Eskiler “Birlikten kuvvet doğar” derler… Ama argoda da “Nerde çokluk, orda …..” sözü vardır. Çokluğu disipline edememek, yönlendirememek, birbiri içinde eritememek de olası bir sonuçtu. İşin en önemlisi olabileceği umudu idi! Bu umudu kıranların hiç mi suçu yok? Ya da asıllarına mı döndüler? Sorgulamak veya üzerinde düşünmek görevimiz…
Seçim öncesi hiçbir yazımda yaratılan umudu kırmamak için olumsuz bir mesaj vermedim. Çünkü bir kişi bile etkilense bir kişi eksik kalarak güç kaybedileceğini, zaten bıçak sırtında olan bir seçimin kaybedilmesine katkısı olacağını düşündüm. Bir yazar olarak görevimi yaptığımı sanıyorum. Şimdi yepyeni bir aşamaya doğru gidiyoruz. Hesap verme, yenilenme, toparlanma, halka yapılanları eksiksiz anlatıp gönül alma, yepyeni umutlar yaratmak gibi pek çok iş önümüzde bekliyor.
Her biri ayrı bir yazı konusu olacak sorunlar önümüzde… Bir çözüm üretmek, bu hassas dönemi en az zararla kapatmak ise öncelikle liderlerin, sonra hepimizin görevidir. Israrla vurguladığım gibi partilerin demokratik hale geçmeleri, üye bazında ve ön seçimli bir ortam yaratılması, gerekirse bunun için hızla tüzük değişikliği yapılması zorunluluktur. Peşinden Yerel Seçimler için yepyeni planlamalar yapılmalı, elde edilen kentler kaybedilmemeli, bunlara yeni kazanımlar eklenebilmelidir. Yine burada “İttifak” gerekeceği açıktır. Umarım bu ittifaka katılıp şimdi gıkı çıkmayanlar da işin ciddiyetinin farkına varırlar. Yoksa ya asıllarına iltica etmek, ya da yok olup gitmek arasında kalacaklardır.

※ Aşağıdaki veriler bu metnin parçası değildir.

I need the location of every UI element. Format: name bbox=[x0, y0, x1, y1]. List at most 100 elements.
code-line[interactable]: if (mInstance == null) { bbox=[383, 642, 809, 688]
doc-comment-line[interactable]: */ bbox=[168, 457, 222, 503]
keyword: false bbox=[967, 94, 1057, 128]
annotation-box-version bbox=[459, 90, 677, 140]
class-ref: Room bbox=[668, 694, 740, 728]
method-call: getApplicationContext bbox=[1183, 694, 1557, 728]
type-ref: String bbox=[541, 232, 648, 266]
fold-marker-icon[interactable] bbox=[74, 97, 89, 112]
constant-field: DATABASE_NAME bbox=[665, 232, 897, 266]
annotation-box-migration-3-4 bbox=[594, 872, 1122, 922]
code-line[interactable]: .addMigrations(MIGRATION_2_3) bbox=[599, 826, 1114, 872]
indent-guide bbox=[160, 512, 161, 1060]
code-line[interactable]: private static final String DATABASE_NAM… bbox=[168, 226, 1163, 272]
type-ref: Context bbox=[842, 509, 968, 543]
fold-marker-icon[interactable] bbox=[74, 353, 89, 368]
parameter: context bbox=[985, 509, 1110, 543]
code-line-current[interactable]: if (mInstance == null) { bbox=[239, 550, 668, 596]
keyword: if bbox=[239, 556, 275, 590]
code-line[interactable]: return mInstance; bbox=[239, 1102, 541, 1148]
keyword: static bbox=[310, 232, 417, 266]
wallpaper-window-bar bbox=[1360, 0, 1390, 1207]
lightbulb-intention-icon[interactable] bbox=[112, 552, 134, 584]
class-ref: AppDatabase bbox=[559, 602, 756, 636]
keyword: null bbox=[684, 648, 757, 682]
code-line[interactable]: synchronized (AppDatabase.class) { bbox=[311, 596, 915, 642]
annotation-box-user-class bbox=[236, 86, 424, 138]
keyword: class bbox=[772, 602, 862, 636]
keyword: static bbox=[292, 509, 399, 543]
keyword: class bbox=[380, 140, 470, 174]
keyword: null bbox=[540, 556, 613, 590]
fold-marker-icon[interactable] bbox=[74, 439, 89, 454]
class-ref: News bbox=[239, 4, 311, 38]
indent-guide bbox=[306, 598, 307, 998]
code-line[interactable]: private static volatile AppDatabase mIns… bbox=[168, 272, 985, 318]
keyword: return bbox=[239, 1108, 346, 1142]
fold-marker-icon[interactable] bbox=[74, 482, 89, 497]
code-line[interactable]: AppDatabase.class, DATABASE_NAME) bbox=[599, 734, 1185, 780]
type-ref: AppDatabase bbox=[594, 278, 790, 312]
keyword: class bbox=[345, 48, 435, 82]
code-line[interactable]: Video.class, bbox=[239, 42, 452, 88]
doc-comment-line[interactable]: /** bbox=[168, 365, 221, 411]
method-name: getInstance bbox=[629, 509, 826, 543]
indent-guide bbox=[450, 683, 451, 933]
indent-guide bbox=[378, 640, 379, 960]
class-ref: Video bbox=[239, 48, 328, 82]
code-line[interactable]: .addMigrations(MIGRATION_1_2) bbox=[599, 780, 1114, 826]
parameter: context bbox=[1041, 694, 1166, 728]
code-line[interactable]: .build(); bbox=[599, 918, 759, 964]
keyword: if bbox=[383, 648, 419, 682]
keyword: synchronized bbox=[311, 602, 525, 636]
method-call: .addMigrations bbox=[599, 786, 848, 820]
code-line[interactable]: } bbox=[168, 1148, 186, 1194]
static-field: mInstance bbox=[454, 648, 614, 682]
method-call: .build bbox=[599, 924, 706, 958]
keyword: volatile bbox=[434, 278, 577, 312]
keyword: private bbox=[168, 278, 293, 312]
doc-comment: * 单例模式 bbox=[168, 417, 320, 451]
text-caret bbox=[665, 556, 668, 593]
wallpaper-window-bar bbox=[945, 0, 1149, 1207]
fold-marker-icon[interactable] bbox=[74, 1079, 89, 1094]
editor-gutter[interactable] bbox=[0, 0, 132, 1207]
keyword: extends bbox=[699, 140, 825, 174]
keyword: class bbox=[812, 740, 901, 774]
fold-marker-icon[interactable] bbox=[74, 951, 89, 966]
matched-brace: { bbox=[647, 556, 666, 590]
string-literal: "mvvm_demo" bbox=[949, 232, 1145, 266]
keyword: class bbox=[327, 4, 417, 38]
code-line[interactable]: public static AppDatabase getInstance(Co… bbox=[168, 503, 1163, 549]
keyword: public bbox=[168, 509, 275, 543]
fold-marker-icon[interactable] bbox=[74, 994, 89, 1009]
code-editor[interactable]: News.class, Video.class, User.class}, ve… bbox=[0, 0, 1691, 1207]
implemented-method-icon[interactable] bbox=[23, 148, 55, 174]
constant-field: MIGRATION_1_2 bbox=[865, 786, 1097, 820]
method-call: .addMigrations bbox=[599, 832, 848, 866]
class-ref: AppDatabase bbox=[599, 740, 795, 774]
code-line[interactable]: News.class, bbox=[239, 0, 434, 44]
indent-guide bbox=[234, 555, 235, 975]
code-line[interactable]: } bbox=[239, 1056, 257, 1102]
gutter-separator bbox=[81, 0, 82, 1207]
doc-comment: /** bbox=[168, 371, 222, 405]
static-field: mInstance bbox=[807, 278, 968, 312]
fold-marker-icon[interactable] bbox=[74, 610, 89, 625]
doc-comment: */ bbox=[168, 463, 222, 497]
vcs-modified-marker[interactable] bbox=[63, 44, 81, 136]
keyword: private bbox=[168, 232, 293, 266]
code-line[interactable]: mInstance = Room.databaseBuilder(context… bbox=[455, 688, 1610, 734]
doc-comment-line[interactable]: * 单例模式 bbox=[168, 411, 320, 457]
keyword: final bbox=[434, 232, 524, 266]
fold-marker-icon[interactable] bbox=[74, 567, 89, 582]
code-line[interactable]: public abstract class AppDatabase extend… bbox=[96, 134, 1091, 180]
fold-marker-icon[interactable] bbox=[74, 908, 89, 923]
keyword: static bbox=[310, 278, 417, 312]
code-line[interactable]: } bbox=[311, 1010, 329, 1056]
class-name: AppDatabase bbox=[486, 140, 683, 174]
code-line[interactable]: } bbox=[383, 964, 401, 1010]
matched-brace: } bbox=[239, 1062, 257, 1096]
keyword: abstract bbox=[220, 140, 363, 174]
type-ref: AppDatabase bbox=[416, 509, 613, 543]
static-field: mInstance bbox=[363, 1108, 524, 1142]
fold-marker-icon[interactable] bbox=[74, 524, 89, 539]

Önümüzde halen bu umut var ve biz bu umudumuzu beslemek zorundayız. Siyasette iki kere ikinin dört etmeyeceğini öğrensek de ülke gerçeklerini yok sayarak siyaset yapılamayacağı da açıktır.
Son cümle; su yatağına dönecektir; yeter ki önüne yapay barajlar kurulmasın.